Food Security MSc
Policies For Sustainability And Development (Food Security) ECON5103
- Academic Session: 2025-26
- School: Adam Smith Business School
- Credits: 10
- Level: Level 5 (SCQF level 11)
- Typically Offered: Semester 2
- Available to Visiting Students: No
- Collaborative Online International Learning: No
Short Description
This course explores the economic and behavioural foundations of key environmental challenges, with a strong focus on identifying and evaluating policy solutions. It equips students with tools to assess sustainability problems and interventions, drawing from empirical research, economic reasoning, and real-world case studies.
We apply concepts from environmental and behavioural economics to understand how individual and collective behaviours contribute to environmental degradation. Particular emphasis is placed on consumption-related decisions-such as energy use, diet, and mobility-and on the psychological and institutional frictions that hinder more sustainable choices.

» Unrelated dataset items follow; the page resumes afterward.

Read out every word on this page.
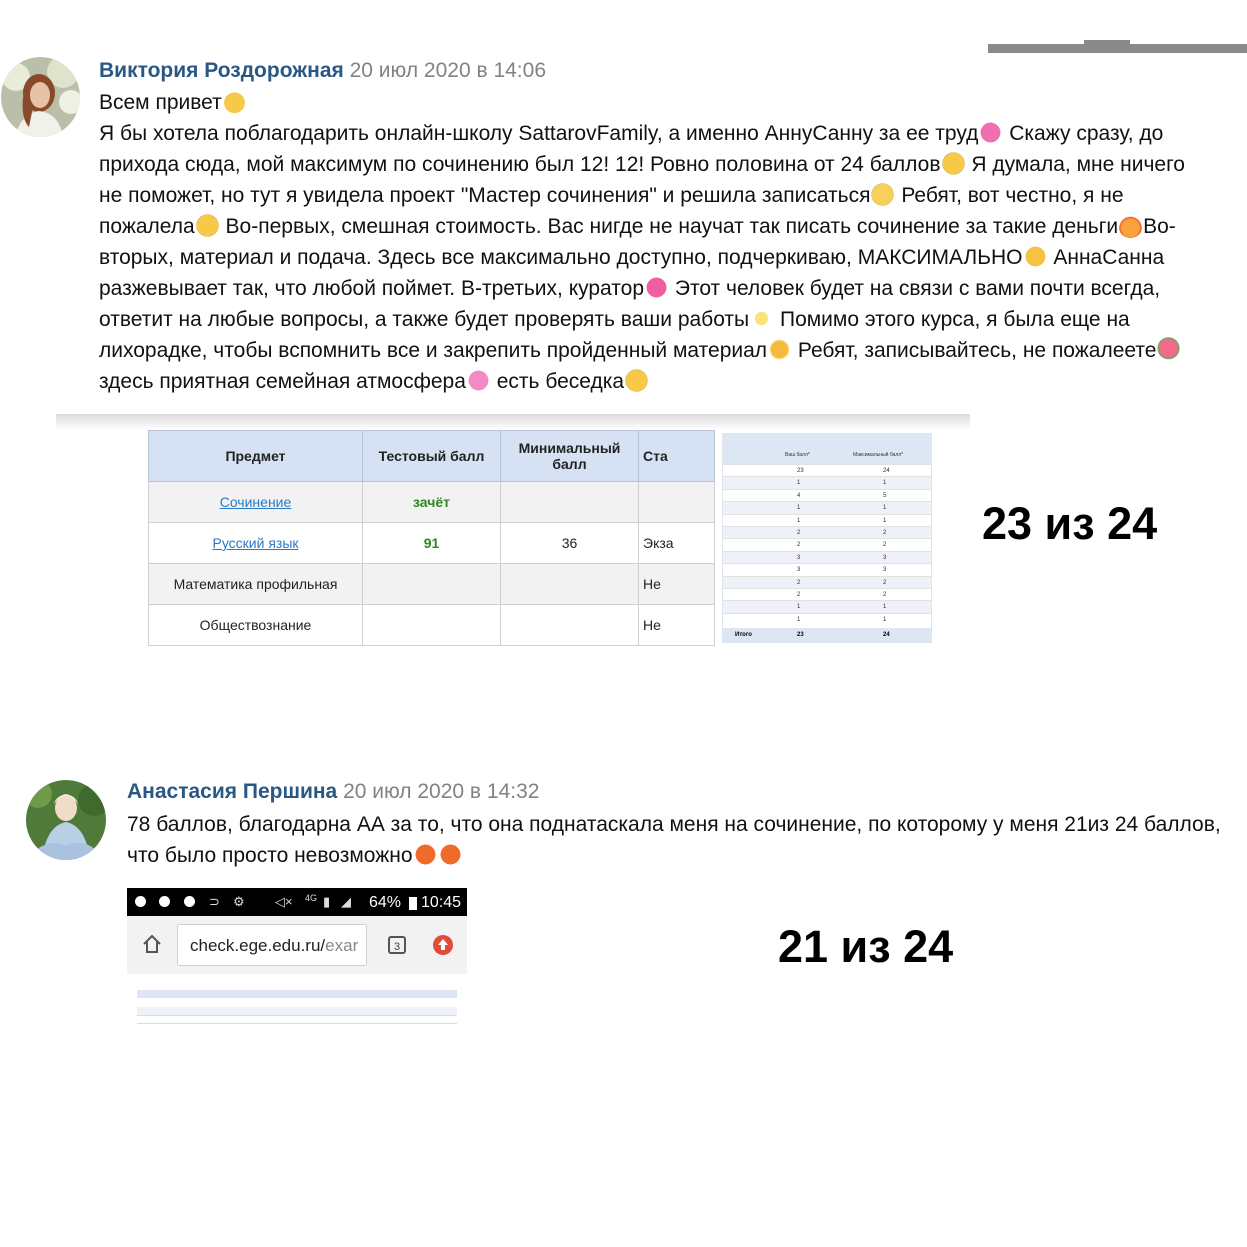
Виктория Роздорожная 20 июл 2020 в 14:06

Всем привет

Я бы хотела поблагодарить онлайн-школу SattarovFamily, а именно АннуСанну за ее труд
Скажу сразу, до

прихода сюда, мой максимум по сочинению был 12! 12! Ровно половина от 24 баллов
Я думала, мне ничего

не поможет, но тут я увидела проект "Мастер сочинения" и решила записаться
Ребят, вот честно, я не

пожалела
Во-первых, смешная стоимость. Вас нигде не научат так писать сочинение за такие деньги Во-

вторых, материал и подача. Здесь все максимально доступно, подчеркиваю, МАКСИМАЛЬНО
АннаСанна

разжевывает так, что любой поймет. В-третьих, куратор
Этот человек будет на связи с вами почти всегда,

ответит на любые вопросы, а также будет проверять ваши работы
Помимо этого курса, я была еще на

лихорадке, чтобы вспомнить все и закрепить пройденный материал
Ребят, записывайтесь, не пожалеете

здесь приятная семейная атмосфера
есть беседка

Предмет	Тестовый балл	Минимальный балл	Ста
Сочинение	зачёт		
Русский язык	91	36	Экза
Математика профильная			Не
Обществознание			Не
Ваш балл*	Максимальный балл*
23	24
1	1
4	5
1	1
1	1
2	2
2	2
3	3
3	3
2	2
2	2
1	1
1	1
Итого	23	24
23 из 24
Анастасия Першина 20 июл 2020 в 14:32

78 баллов, благодарна АА за то, что она поднатаскала меня на сочинение, по которому у меня 21из 24 баллов,

что было просто невозможно

⊃ ⚙ ◁× 4G ▮ ◢ 64% 10:45
check.ege.edu.ru/exar	3	21 из 24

Students focus on designing and evaluating behaviourally informed, context-specific interventions.
Students will engage with experimental studies, country-level comparisons, and applied policy design, with particular attention to contexts in developing countries.
Timetable
A 2-hour lecture each week for 5 weeks (teaching weeks 1-5).
Excluded Courses
ECON5026: Policies for Sustainability And Development
Assessment
ILOs
Course Aims
■ To develop an understanding of how everyday behaviours contribute to environmental problems and how economic and behavioural tools can be used to interpret them.
■ To equip students to design and critically assess behaviourally focused policy solutions that address environmental challenges at the individual level.
Intended Learning Outcomes of Course
By the end of this course students will be able to:
1. Diagnose the behavioural and economic drivers of key sustainability challenges in consumption or mobility using empirical data and theory.
2. Design and assess a policy intervention aimed at changing behaviour and propose an empirical strategy to evaluate its effectiveness and potential side effects.
Minimum Requirement for Award of Credits
Students must submit at least 75% by weight of the components (including examinations) of the course's summative assessment.